Sunday, January 31, 2016

"Girl Through Glass"

Book Review
Girl Through Glass
by Sari Wilson

published by Harper Collins

Sari Wilson’s debut novel, Girl Through Glass, is not your typical dance book. In fact, its wonderful atypical-ness is what sets it apart. A lot of dance stories (fiction or non-fiction) shed light on the intoxicating world of professional and pre-professional dance, many written from personal experience. While Girl Through Glass certainly has that aspect to it, it is much more than that. It is a narrative about a complex human journey, set within a dance frame, which from the very beginning is shrouded in mystery. Wilson challenges the reader with much more than a linear recounting of details, she persuades them to connect two independent, yet completely interdependent stories.

These two through lines unfold simultaneously, though exist at different points in time - two people of differing ages (pre-teen Mira and adult Kate), in separate decades (one late 1970s/early 1980s and one present day) on distinct dance-related career paths. In the first few chapters, it seems possible that the title characters might actually be separate individuals who just happen to have some similar experiences. Both have a desire for something more and an awareness of surrounding forces. Controlling (and often inappropriate) relationships abound as does self-destructive behavior. Abandonment, hidden trauma and personal recovery are also shared realities. But early on, it becomes clear that Mira and Kate are in fact, the same person. While this is definitely one of the book’s first surprises, it isn’t one of the major revelations. Those deeper mysteries and unpredictable situations are still yet to unravel. And Wilson’s brilliant storytelling creates a vibrant and exciting pulse – the reader eagerly anticipates what portion of the narrative will be divulged in each of the subsequent chapters.

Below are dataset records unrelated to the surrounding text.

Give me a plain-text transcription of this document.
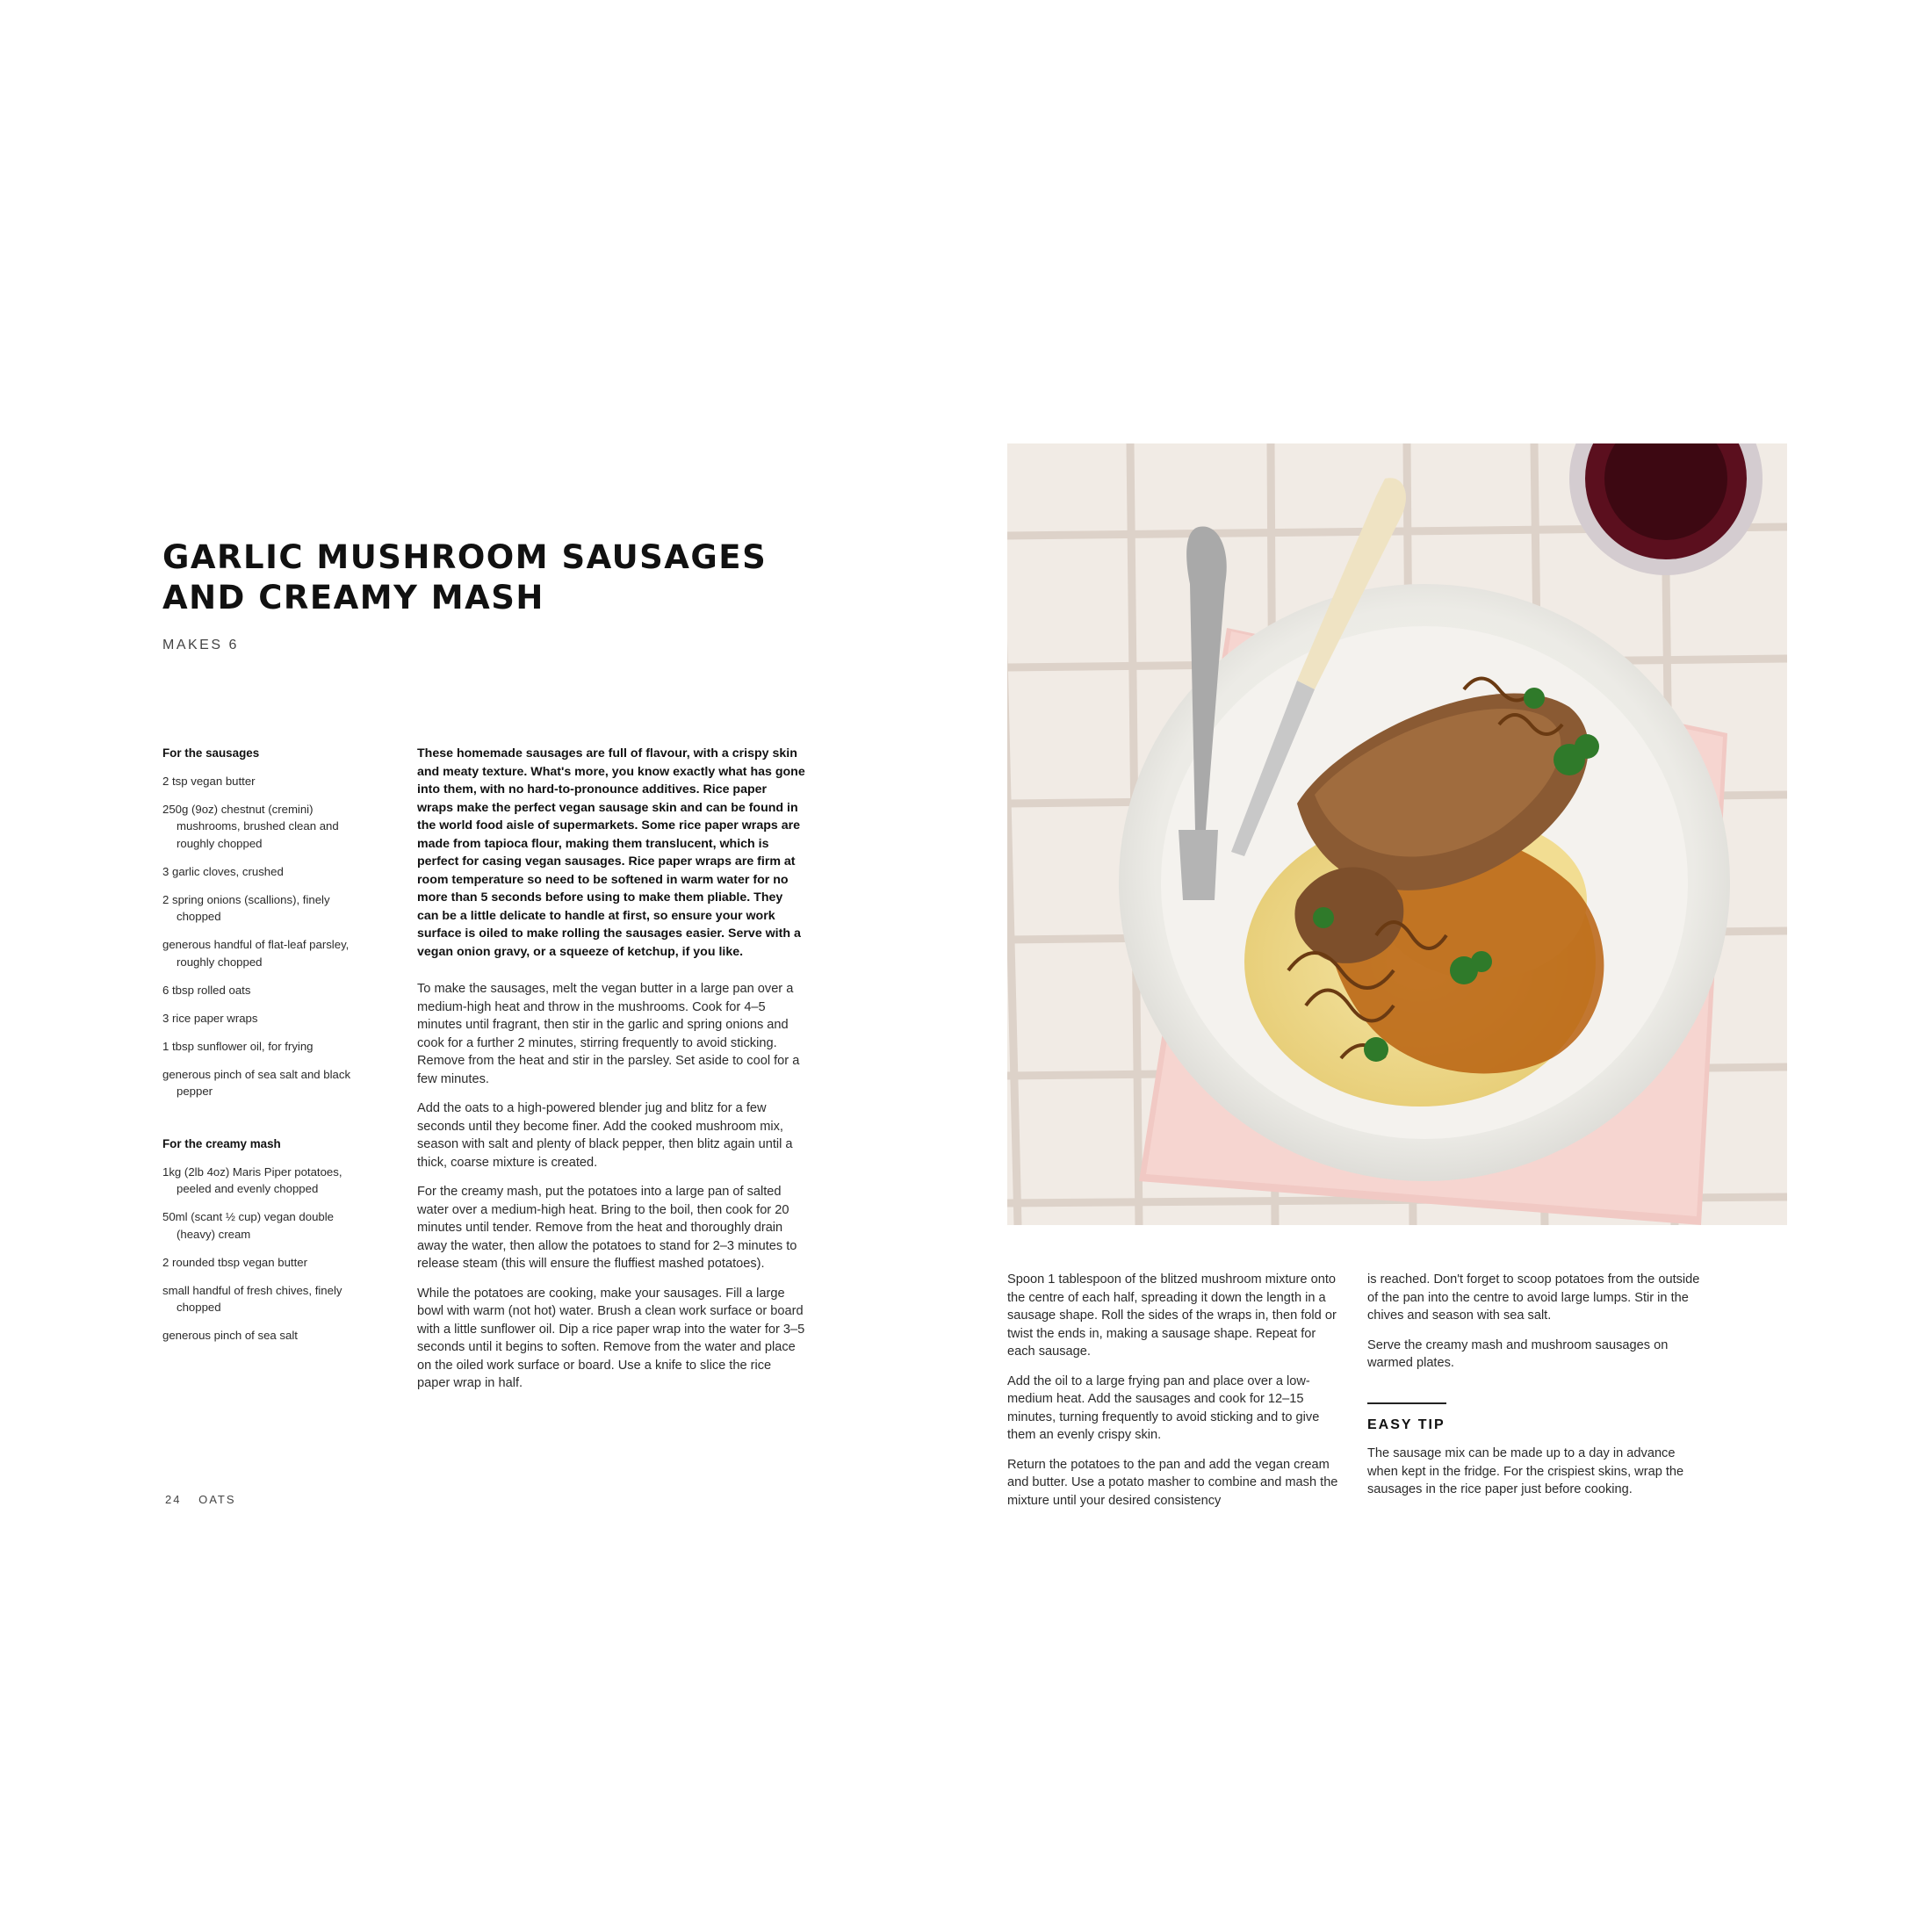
GARLIC MUSHROOM SAUSAGES AND CREAMY MASH
MAKES 6
For the sausages
2 tsp vegan butter
250g (9oz) chestnut (cremini) mushrooms, brushed clean and roughly chopped
3 garlic cloves, crushed
2 spring onions (scallions), finely chopped
generous handful of flat-leaf parsley, roughly chopped
6 tbsp rolled oats
3 rice paper wraps
1 tbsp sunflower oil, for frying
generous pinch of sea salt and black pepper
For the creamy mash
1kg (2lb 4oz) Maris Piper potatoes, peeled and evenly chopped
50ml (scant ½ cup) vegan double (heavy) cream
2 rounded tbsp vegan butter
small handful of fresh chives, finely chopped
generous pinch of sea salt

These homemade sausages are full of flavour, with a crispy skin and meaty texture. What's more, you know exactly what has gone into them, with no hard-to-pronounce additives. Rice paper wraps make the perfect vegan sausage skin and can be found in the world food aisle of supermarkets. Some rice paper wraps are made from tapioca flour, making them translucent, which is perfect for casing vegan sausages. Rice paper wraps are firm at room temperature so need to be softened in warm water for no more than 5 seconds before using to make them pliable. They can be a little delicate to handle at first, so ensure your work surface is oiled to make rolling the sausages easier. Serve with a vegan onion gravy, or a squeeze of ketchup, if you like.

To make the sausages, melt the vegan butter in a large pan over a medium-high heat and throw in the mushrooms. Cook for 4–5 minutes until fragrant, then stir in the garlic and spring onions and cook for a further 2 minutes, stirring frequently to avoid sticking. Remove from the heat and stir in the parsley. Set aside to cool for a few minutes.

Add the oats to a high-powered blender jug and blitz for a few seconds until they become finer. Add the cooked mushroom mix, season with salt and plenty of black pepper, then blitz again until a thick, coarse mixture is created.

For the creamy mash, put the potatoes into a large pan of salted water over a medium-high heat. Bring to the boil, then cook for 20 minutes until tender. Remove from the heat and thoroughly drain away the water, then allow the potatoes to stand for 2–3 minutes to release steam (this will ensure the fluffiest mashed potatoes).

While the potatoes are cooking, make your sausages. Fill a large bowl with warm (not hot) water. Brush a clean work surface or board with a little sunflower oil. Dip a rice paper wrap into the water for 3–5 seconds until it begins to soften. Remove from the water and place on the oiled work surface or board. Use a knife to slice the rice paper wrap in half.

Spoon 1 tablespoon of the blitzed mushroom mixture onto the centre of each half, spreading it down the length in a sausage shape. Roll the sides of the wraps in, then fold or twist the ends in, making a sausage shape. Repeat for each sausage.

Add the oil to a large frying pan and place over a low-medium heat. Add the sausages and cook for 12–15 minutes, turning frequently to avoid sticking and to give them an evenly crispy skin.

Return the potatoes to the pan and add the vegan cream and butter. Use a potato masher to combine and mash the mixture until your desired consistency

is reached. Don't forget to scoop potatoes from the outside of the pan into the centre to avoid large lumps. Stir in the chives and season with sea salt.

Serve the creamy mash and mushroom sausages on warmed plates.

EASY TIP

The sausage mix can be made up to a day in advance when kept in the fridge. For the crispiest skins, wrap the sausages in the rice paper just before cooking.

24 OATS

Wilson inserts clever devices throughout the book to link Mira and Kate’s plotlines, including a subtle and parallel hand injury. And in the middle of Girl Through Glass, both are in New York City, though still separated by decades – Mira auditioning for Balanchine at the School of American Ballet and Kate on a mission for answers. It is at this point that Wilson begins to unpack how and why Mira became Kate. She does this not by immediately revealing the exact events that took place, but instead by filling in the missing decades. Through the recounting of these ‘in between’ years, Mira/Kate’s saga is fully told. Some of it had been foreshadowed while other pieces were unexpected and surprising. We learn that Mira/Kate leaves New York and SAB and joins her mother in San Francisco. We see Mira choosing a new first name – a beautifully written moment of contrast. There is unremarkable simplicity as she decides on ‘Kate’ but the choice itself had been the result of a complicated and traumatic upheaval. Kate eventually gets involved in the contemporary dance scene of the 1990s. I particularly like the way Wilson describes SF/Bay Area modern dance because it sounds very much like how it is today. The descriptors are different to be sure – experimental is now collaborative, new media or physical theater – but the picture she paints is a familiar one. Kate then feels the pull of the academic world and decides to pursue that avenue. In this section of the book, the reader discovers what circumstances have altered Kate’s life. And even in light of all that has happened and is happening, Wilson’s Girl Through Glass concludes on a note of hope for Kate.


Girl Through Glass is a wonderful addition to the ever-growing (and increasingly popular) dance fiction genre. And it isn’t all tutus and toe shoes. Sari Wilson has crafted a novel with grit, one that is a myriad of memory and realization.